George Floyd looked out for people.
That was the recollection of local resident Susie Draeger, who spoke Sunday afternoon at a virtual event remembering the man whose death at the hands of Minneapolis police has ignited violent protests throughout the U.S. and even internationally.
The George Floyd Remembrance Vigil and Community Discussion was sponsored by the group Uniting Bridges, which works to foster inclusion in the community. It was organized by UW-Eau Claire professor Selika Ducksworth-Lawton. According to the announcement on Facebook, the event was designed to remember Floyd and offer a discussion of how to take further action against hate crimes and police brutality close to home.

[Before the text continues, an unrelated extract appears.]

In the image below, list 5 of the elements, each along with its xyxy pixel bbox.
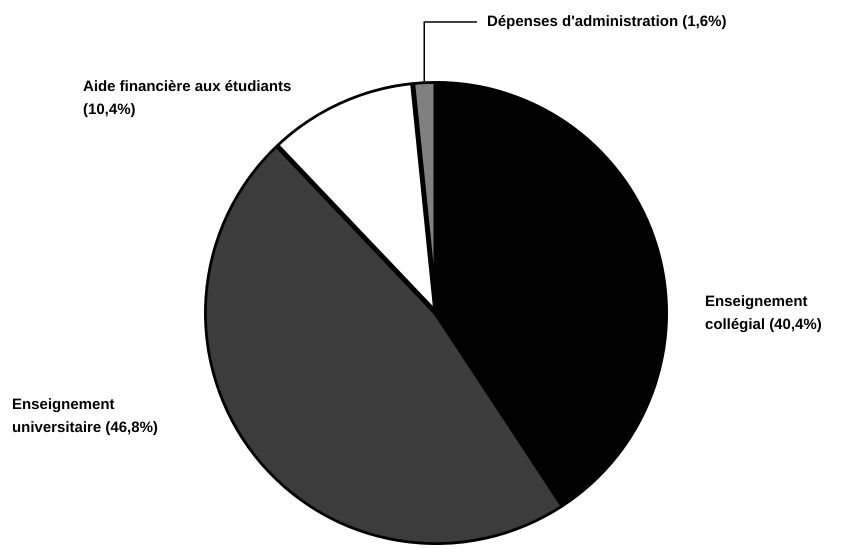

Draeger, an Eau Claire native, met Floyd after she moved to Minneapolis and began frequenting the salsa club Conga Latin Bistro, where Floyd worked in security. Describing herself as being shocked when she learned Floyd died and how it happened, Draeger talked about how he helped the young club attendees in the neighborhood of East Lake Street in Minneapolis.

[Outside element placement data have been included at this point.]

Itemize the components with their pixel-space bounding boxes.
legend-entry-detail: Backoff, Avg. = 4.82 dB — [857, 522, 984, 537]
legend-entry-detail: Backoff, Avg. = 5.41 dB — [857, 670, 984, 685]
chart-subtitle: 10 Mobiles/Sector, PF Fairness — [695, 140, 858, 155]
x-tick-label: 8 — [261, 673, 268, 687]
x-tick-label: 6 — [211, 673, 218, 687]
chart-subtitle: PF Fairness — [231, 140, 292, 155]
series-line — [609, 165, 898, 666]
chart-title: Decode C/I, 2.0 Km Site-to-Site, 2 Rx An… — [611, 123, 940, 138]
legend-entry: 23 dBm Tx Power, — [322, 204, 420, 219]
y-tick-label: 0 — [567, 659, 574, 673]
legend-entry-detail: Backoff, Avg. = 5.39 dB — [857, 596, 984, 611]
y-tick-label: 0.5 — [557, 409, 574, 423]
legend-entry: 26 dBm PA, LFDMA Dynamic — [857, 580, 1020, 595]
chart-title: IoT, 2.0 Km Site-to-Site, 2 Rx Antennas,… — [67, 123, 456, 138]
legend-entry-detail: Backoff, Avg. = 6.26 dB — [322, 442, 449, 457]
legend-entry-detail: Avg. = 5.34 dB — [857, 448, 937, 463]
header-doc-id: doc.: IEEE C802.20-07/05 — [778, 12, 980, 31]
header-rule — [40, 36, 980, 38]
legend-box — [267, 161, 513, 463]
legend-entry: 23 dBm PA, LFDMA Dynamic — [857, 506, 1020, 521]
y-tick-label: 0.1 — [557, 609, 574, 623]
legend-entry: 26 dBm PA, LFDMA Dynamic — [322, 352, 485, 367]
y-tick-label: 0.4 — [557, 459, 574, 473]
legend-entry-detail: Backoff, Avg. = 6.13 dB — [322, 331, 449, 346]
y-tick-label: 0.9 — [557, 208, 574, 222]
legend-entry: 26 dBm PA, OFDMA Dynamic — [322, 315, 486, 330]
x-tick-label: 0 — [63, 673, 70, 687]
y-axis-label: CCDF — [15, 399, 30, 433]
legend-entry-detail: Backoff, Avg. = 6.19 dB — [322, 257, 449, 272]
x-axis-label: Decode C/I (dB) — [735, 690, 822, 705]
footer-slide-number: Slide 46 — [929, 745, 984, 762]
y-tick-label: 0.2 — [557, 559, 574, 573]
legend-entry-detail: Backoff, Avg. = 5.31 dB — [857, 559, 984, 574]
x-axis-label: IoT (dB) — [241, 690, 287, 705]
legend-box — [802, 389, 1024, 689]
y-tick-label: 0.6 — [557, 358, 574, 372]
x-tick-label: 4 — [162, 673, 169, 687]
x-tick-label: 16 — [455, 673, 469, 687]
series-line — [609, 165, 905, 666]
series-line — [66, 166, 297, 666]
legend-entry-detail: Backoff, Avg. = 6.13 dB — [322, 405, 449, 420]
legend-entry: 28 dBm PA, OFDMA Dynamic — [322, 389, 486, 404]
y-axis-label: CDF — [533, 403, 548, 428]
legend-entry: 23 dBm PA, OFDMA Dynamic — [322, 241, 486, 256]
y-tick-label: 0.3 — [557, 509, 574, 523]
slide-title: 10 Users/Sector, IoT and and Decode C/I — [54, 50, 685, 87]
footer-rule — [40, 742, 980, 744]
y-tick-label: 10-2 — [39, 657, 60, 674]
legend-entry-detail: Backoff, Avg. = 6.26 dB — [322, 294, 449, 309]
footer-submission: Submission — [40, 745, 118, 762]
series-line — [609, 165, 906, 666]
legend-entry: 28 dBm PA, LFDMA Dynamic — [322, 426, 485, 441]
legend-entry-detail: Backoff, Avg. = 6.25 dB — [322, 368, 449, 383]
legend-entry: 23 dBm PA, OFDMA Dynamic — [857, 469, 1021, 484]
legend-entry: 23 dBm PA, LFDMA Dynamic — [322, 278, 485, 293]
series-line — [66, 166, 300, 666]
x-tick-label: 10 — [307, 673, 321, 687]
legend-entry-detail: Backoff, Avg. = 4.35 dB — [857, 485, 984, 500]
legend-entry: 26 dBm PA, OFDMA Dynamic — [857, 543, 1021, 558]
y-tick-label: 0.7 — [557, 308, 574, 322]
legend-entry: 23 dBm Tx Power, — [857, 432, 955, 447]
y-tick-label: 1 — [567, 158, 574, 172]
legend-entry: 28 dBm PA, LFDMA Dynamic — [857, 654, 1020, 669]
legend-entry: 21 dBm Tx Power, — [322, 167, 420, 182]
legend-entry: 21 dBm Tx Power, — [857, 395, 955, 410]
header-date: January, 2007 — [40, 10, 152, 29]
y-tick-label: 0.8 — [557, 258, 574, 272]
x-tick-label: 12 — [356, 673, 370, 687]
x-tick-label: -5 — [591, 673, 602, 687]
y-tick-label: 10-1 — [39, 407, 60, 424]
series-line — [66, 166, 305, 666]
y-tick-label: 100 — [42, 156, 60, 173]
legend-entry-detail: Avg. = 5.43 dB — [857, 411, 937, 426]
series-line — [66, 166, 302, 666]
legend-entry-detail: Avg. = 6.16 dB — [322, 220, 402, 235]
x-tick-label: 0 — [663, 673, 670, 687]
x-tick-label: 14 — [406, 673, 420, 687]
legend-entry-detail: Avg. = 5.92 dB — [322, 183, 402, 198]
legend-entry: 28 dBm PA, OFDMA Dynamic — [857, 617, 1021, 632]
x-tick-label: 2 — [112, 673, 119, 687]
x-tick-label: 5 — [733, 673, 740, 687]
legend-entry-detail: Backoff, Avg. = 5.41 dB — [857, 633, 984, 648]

“It took a good security guard to keep us 20-somethings safe at the end of the night, and Big George, as I called him, looked out for us,” she said with a laugh. “He was the person who made sure you got to your car safe, he thanked you for coming, he knew when he hadn’t seen you for a while.”
When a clubgoer would lock their keys in their cars, Floyd would stay with them until their help arrived.
“He always had our back,” Draeger said, “and I think we were all wondering last week, when that happened to Big George, who had his? I know he always had my back.
“So let’s do that now, for each other,” she added. “Let’s listen, let’s heal, let’s have each other’s backs.”
City Manager Dale Peters described himself as “sickened by the death of George Floyd and the systems that allowed it to happen.”
While Eau Claire has not experienced “the depth of division and tragedies found in other communities,” Peters added the city has work to be done on that front.
“We have the power to change the narrative, and we have the power to change the systematic problems,” he said. “The question is, do we have the will because it will take all of us, especially those with influence and power, to make these changes in nonviolent, constructive ways. And I hope and pray that the answer to that question is a bold, resounding and sustained yes.”
Like Peters, Eau Claire Police Chief Matt Rokus expressed his revulsion at Floyd’s death.
“With the rest of our community, I watched this past week in disgust and in horror as George Floyd’s life was taken from him,” Rokus said. “These were not accepted, not trained police practices. What we witnessed was callous, what we witnessed embodied a lack of value for human life and for human dignity.”
Rokus said he recognized that “our community is hurting, as many others are across our country. There’s hurt about what happened in the past, there’s hurt from what we’re seeing right now. I stand with our community as a partner against police brutality, as a partner against violence and as someone who’s committed to building and strengthening trust within our community.”
Rokus outlined the “very intentional steps” the department takes to prevent brutality and build trust:
• Hiring the right people.
• Making certain officers are properly trained.
• Accountability and transparency.
• Proper review of use of force situations.
• Engagement with neighborhood and community groups and organizations.
Also like Peters, Rokus added that the department is aware more work remains to be done and pledged to “continue the conversation and build on the framework” that helps make Eau Claire a successful community.
Other speakers and the program, which was led by Ed Hudgins, included David Shih, UW-Eau Claire faculty member who spoke as a representative of the regional chapter of the ACLU; UW-Eau Claire Chancellor James Schmidt; Eau Claire City Councilwoman Emily Berge and state Rep. Jodi Emerson, D-Eau Claire.
Musicians Justin Arnold, Irie Sol and Naalia, and poet Dylan Carrier also shared their art during the program for the alternately diverse purposes of voicing hurt and outrage and helping to bring about healing.